Time constant of second order system

Question

I have a second order system with open-loop transfer function $G(s)={a\over(s+b)(s+c)}$, $a,b,c$ are already known. This system has unity feedback.

I am interested in the time consant of this system, but I need to know should I calculate based on the open-loop or closed-loop transfer function?

The second question is how to calculate the time consant of a second order system? On this webpage (Second Order Systems), it says a second order system may be the combination of two first order systems.
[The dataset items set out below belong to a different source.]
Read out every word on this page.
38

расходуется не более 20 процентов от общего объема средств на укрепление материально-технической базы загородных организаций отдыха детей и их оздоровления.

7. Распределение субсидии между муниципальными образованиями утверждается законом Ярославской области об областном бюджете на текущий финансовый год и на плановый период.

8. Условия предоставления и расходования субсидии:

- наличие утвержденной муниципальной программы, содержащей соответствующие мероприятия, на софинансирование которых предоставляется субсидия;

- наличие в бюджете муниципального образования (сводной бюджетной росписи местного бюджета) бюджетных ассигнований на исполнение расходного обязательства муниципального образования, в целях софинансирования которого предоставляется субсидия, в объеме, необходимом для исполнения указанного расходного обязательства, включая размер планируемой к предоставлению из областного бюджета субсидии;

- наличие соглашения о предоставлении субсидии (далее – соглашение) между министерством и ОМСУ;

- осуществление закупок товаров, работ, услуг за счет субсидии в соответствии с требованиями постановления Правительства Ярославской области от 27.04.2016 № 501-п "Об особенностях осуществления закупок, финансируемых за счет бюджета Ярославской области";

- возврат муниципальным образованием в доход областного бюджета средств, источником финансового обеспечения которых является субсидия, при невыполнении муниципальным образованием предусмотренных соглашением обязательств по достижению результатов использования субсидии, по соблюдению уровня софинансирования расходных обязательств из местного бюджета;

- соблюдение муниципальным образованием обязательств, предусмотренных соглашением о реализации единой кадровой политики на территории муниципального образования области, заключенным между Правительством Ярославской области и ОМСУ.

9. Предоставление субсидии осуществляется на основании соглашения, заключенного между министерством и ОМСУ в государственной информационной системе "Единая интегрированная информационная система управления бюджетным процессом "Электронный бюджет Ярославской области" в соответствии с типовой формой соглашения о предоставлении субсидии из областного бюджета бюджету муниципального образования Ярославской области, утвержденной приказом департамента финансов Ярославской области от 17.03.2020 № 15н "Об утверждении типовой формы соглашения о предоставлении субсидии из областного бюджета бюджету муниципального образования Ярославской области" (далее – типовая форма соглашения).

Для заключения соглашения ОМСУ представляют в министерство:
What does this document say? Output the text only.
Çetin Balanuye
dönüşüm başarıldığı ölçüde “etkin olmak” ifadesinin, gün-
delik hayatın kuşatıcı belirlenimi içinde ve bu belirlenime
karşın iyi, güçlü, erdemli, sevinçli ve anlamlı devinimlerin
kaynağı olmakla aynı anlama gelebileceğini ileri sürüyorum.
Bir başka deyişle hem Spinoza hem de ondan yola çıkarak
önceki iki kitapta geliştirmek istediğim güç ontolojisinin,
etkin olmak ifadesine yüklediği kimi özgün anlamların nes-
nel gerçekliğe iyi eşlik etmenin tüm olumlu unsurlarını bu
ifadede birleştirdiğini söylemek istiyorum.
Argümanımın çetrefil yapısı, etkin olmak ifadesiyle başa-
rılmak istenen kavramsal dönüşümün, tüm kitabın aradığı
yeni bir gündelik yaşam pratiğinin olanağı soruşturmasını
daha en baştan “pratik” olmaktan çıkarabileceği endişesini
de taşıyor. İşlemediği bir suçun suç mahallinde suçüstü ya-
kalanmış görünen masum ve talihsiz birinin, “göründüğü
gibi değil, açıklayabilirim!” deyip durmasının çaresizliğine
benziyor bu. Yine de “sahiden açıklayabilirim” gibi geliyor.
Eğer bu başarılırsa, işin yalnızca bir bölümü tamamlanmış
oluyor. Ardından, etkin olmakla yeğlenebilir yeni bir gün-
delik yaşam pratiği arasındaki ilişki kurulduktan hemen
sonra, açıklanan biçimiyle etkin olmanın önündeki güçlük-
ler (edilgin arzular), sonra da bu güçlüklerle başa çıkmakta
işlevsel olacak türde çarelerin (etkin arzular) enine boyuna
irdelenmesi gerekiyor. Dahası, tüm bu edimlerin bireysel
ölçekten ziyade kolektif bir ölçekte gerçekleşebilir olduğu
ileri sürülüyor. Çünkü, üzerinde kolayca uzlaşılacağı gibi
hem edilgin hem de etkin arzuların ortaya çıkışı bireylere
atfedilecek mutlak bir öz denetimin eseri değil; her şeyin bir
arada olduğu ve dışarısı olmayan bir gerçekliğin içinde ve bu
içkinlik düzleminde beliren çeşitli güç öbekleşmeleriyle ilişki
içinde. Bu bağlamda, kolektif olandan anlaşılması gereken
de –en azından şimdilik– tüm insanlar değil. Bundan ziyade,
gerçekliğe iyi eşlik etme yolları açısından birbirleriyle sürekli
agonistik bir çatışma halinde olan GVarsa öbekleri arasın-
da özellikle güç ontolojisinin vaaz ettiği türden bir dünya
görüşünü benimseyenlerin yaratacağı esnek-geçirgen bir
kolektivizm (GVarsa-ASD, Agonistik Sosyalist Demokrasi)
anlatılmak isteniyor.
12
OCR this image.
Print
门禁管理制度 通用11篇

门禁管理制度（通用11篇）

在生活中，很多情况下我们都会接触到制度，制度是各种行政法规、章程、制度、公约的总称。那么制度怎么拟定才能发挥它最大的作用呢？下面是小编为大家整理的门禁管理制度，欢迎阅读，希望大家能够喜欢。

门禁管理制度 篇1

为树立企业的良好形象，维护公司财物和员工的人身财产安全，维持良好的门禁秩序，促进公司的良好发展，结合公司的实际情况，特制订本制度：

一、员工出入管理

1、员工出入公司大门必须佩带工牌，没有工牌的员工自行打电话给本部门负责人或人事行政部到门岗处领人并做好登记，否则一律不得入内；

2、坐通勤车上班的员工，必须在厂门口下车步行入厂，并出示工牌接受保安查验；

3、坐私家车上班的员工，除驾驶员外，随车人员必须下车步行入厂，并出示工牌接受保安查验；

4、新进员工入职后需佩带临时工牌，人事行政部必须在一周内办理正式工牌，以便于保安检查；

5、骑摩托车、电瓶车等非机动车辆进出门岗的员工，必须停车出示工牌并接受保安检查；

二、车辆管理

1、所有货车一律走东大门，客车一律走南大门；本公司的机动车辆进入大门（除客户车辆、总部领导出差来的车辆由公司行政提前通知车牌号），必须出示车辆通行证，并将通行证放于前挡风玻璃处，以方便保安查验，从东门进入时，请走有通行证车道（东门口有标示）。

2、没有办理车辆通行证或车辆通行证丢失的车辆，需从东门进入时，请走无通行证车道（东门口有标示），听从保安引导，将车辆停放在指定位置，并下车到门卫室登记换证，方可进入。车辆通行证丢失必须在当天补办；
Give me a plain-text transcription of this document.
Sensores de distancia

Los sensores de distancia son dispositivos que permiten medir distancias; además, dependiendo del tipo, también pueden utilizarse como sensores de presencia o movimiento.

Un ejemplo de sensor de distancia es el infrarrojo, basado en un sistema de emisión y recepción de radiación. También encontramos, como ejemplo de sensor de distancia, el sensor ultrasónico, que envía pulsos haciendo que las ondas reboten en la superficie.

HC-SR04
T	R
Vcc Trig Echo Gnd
If the time constant for the two first order system is $\tau_1$ and $\tau_2$, the time constant for the second order system is $\tau^2=\tau_1 \tau_2$. Can I compute according to this equation?

Answer 1

Time constant for a system should be calculated based on the closed loop transfer function.

For the open loop transfer function you are considering, the closed loop transfer function is given by: $$TF = \frac{G(s)}{1 + G(s)H(s)}$$

For a unity feedback: $H(s) = 1$ \begin{align} \therefore TF &= \frac{\frac{a}{(s+b)(s+c)}}{1 + \frac{a}{(s+b)(s+c)}}\\ &= \frac{a}{(s+b)(s+c) + a} \\ &= \frac{a}{s^2 +(b+c)s + (a + bc)} \end{align} Write the above equation in the form: $$TF = \frac{a}{s^2 + 2\zeta\omega_n s + \omega_n^2}$$ where: $2\zeta\omega_n = (b+c)$ and $\omega_n^2 = (a + bc)$.

The time constant is given by $T = \frac{1}{\zeta\omega_n}$. You would get this same value when you break the second-order system into two first order systems and then find their corresponding time constants. And finally, use the formula that you have stated.

Answer 2

The equation you give, $\tau^2 = \tau_1\tau_2$ is on the web page you linked to.

However you need to understand that $\tau_1$ and $\tau_2$ are first order time constants but $\tau$ is a second order time constant. The first and second order constants do not have exactly the same physical interpretation, and they are not even in the same physical units!